At their technical core, the works are still interwoven in the specific use of tape, which the author repeatedly covers, re-cuts, and carefully reconstructs. The characteristic and recognizable process of building up a painting, which is part of his artistic practice, only allows for greater tangibility, airiness, dynamic formation, and a sense of random fragmentation. The newly created series of paintings also includes small-scale works, all united in their novelty by the use of more vibrant pigments and bolder colour combinations. Pink, orange and turquoise dominate, combined with bolder, more expressive blues and reds. These are also warmer, and combined with softer lines and dazzling boldness, they more concretely illustrate heightened symbolism and content related to current local events.
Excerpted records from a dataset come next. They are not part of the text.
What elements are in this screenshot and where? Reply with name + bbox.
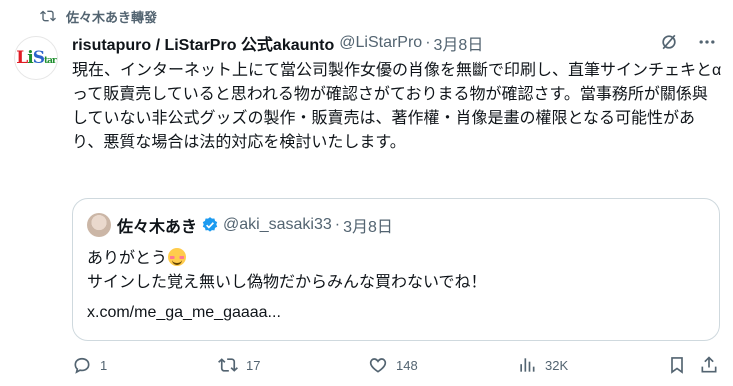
share-icon [701,356,717,373]
share-button[interactable] [699,355,719,375]
retweet-icon [218,358,238,372]
repost-button[interactable]: 17 [218,355,260,375]
quoted-tweet[interactable]: 佐々木あき @aki_sasaki33 · 3月8日 ありがとう サインした覚え… [72,198,720,341]
quote-author-name[interactable]: 佐々木あき [117,213,197,237]
quote-line-1: ありがとう [87,250,168,267]
tweet-date[interactable]: 3月8日 [434,31,484,55]
quote-author-handle[interactable]: @aki_sasaki33 [223,216,332,234]
bookmark-icon [671,357,683,374]
separator-dot: · [425,34,431,51]
quote-date[interactable]: 3月8日 [343,213,393,237]
bookmark-button[interactable] [667,355,687,375]
author-handle[interactable]: @LiStarPro [339,34,422,52]
view-count: 32K [545,357,569,373]
author-avatar[interactable]: LiStar [14,36,58,80]
reply-count: 1 [100,357,108,373]
reply-icon [74,357,90,374]
quote-text: ありがとう サインした覚え無いし偽物だからみんな買わないでね！ [87,247,487,295]
like-count: 148 [396,357,418,373]
verified-badge-icon [202,217,218,232]
tweet-text: 現在、インターネット上にて當公司製作女優の肖像を無斷で印刷し、直筆サインチェキと… [72,62,722,151]
author-name[interactable]: risutapuro / LiStarPro 公式akaunto [72,31,334,55]
quote-avatar[interactable] [87,213,111,237]
like-button[interactable]: 148 [368,355,418,375]
smiling-face-emoji-icon [168,248,187,266]
quote-line-2: サインした覚え無いし偽物だからみんな買わないでね！ [87,274,487,291]
more-options-icon[interactable] [697,32,717,52]
reply-button[interactable]: 1 [72,355,107,375]
retweet-icon [40,10,56,22]
quote-header: 佐々木あき @aki_sasaki33 · 3月8日 [87,213,393,237]
listar-logo: LiStar [16,48,56,68]
heart-icon [369,358,387,373]
repost-indicator: 佐々木あき轉發 [40,6,157,26]
repost-count: 17 [246,357,261,373]
action-bar: 1 17 148 32K [72,355,717,379]
quote-link[interactable]: x.com/me_ga_me_gaaaa... [87,301,281,325]
views-button[interactable]: 32K [517,355,568,375]
analytics-icon [520,358,535,372]
tweet-header: risutapuro / LiStarPro 公式akaunto @LiStar… [72,32,717,54]
quote-separator-dot: · [334,216,341,233]
grok-icon[interactable] [659,32,679,52]
repost-label[interactable]: 佐々木あき轉發 [66,7,157,26]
The aesthetics of the new production further emphasize and deepen the ambivalence and ambiguity of the still present and persistent images of hunting culture, hunting traps, hunted game and general tradition, which in the current exhibition also flirts with the historical-ideological concept.
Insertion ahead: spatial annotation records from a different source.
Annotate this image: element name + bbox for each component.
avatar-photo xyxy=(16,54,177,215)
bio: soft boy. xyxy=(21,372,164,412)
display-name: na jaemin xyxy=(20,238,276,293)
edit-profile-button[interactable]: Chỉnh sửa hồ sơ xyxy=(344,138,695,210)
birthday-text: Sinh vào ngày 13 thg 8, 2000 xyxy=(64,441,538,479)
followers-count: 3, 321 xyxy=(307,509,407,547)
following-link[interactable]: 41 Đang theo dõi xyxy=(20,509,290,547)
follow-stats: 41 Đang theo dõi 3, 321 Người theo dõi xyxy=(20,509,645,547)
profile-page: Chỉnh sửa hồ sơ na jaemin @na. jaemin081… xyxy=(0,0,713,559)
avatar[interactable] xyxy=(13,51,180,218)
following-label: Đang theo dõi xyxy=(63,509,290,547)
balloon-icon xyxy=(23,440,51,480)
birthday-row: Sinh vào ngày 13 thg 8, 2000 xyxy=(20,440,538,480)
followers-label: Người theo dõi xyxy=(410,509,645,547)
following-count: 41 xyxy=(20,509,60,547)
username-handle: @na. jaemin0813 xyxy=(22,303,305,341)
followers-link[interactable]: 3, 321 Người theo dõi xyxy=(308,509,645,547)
Alongside the depicted ubiquitous doe, the pensive Jovanka, a group of angry policemen, Parisian puppies and border fences, the works address corrupted human relationships, the result of which is a secret aggression against both the environment and oneself. The images of boys accompanied by their powerful, authoritarian fathers alongside plundered game allude to the logic of transferring masculinity and responsibility to the younger generation of aspiring but, in today's world, chewed-up ideology and automatically morally undermined sons. The author clearly and at the same time cynically addresses the preservation of tradition, the aspect of passing on moral values from generation to generation, and the pressure exerted on receptive youth that manifests itself in the phenomenon of so-called toxic masculinity. To some extent, mainly due to the nature of the work and the composition of the sexes, this coincides with the entrenched initiation rites in hunting, which at their core exercise control and periodic elimination related to masculinity and protective function. With fragmentary, carved and colour-contrasting works, the artist thus explores the absurd human impulses that arise from the fruitless pursuit of additional security, absolute control, universal domination over the environment, maximum comfort and, last but not least, the almost pathologically unattainable perfection of the parental constellation.



Mito Gegič (1982) graduated from high school in Ptuj in 2002 and in the same year enrolled in the Department of Painting at ALUO under the guidance of Prof. Emerik Bernard. In 2006, as part of the CEEPUS student exchange program, he attended the Academy of Fine Arts in Zagreb, the Department of New Media. In 2008, under the supervision of Prof. Herman Gvardjančič (co-mentor: Zmago Lenárdič), he graduated with a degree in The Edge and the Power Field. In 2016, he graduated from ALUO in painting under the mentorship of Zmago Lenárdič with the title Catched Image. He has already exhibited in many reference exhibition centres in Slovenia and abroad, including India. He is also active in film, graphic design and co-creation of the genre podcast O.B.O.D. He lives and works in Škofja Loka.